In the late ’90s, Blacc formed the rap duo Emanon and also toured and recorded with members of the collective Lootpack before going solo in 2003. In 2006, indie label Stones Throw issued Blacc’s debut Shine Through. Three years later, Blacc began work on the album that would change his life and career, Good Things; concocting a vintage yet immediate sound with the NYC-based production team Truth & Soul. Even this, however, is only a part of Blacc’s vision. “Like most artists, I can't stick to one thing too long,” he says. “I enjoy experimentation and playing with emotion and sound.” Blacc draws inspiration from a wide variety of styles both old and new, from funk to folk and psychedelic rock to reggae and dancehall. Then there’s the Latin music that marks his family’s Panamanian heritage, which his close-knit and musical family kept strong while raising Blacc in the suburbs of Orange County in Southern California. “On the weekends, my parents would take us to parties with their friends from Panama,” he recalls. “The energy was electric with loud salsa music, dancing, dominoes, lots of food, and lots of laughs.”

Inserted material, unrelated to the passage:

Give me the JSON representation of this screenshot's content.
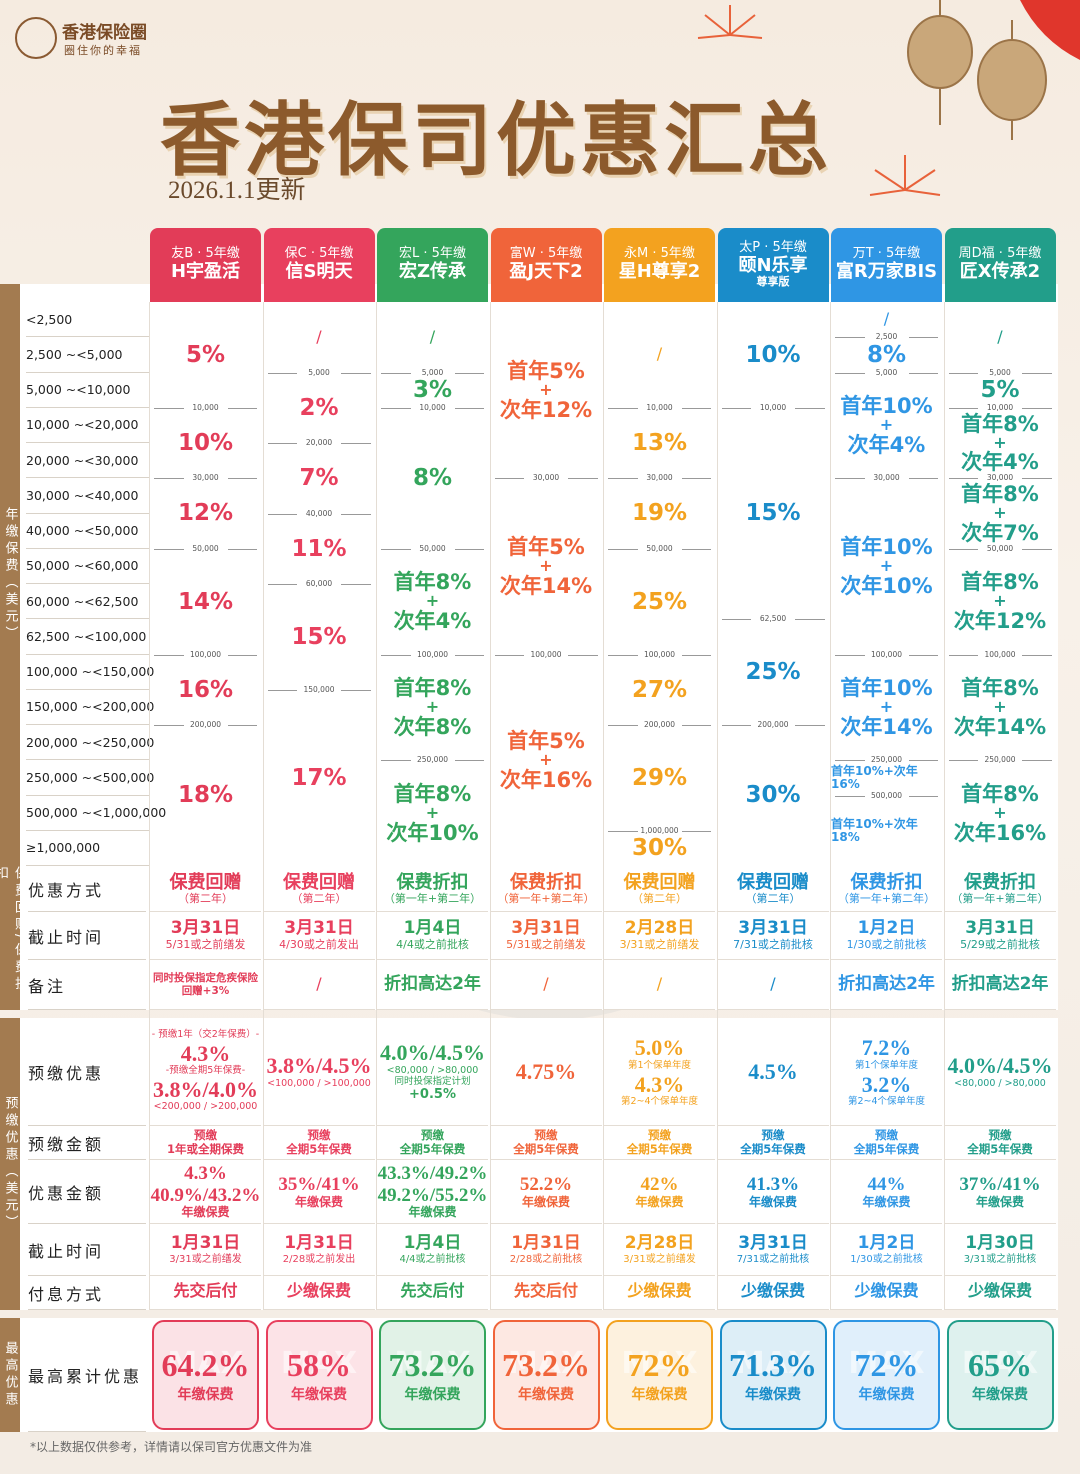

This year Blacc made his first major-label debut via XIX Recordings/Interscope Records in September with the release of his EP, entitled “Wake Me Up”. Blacc has also been in the studio working on his upcoming album, Lift Your Spirit, with such songwriters and producers as Pharrell, DJ Khalil and Harold Lilly, among others. “I think the tie that binds is having good producers who can keep me in check and tailor a focused sound,” he says. Blacc’s goal for the album is to weave nearly two decades worth of style, vision, and soul into his strongest offering yet; one designed to firmly connect his undeniable talent with the American market as well as the rest of the world. The constant amidst Blacc’s sonic amalgam is his lyrical perceptiveness. “The one thing that might connect it all is my storytelling,” he says. With this latest chapter in an unpredictable career, the story of Aloe Blacc continues to unfold.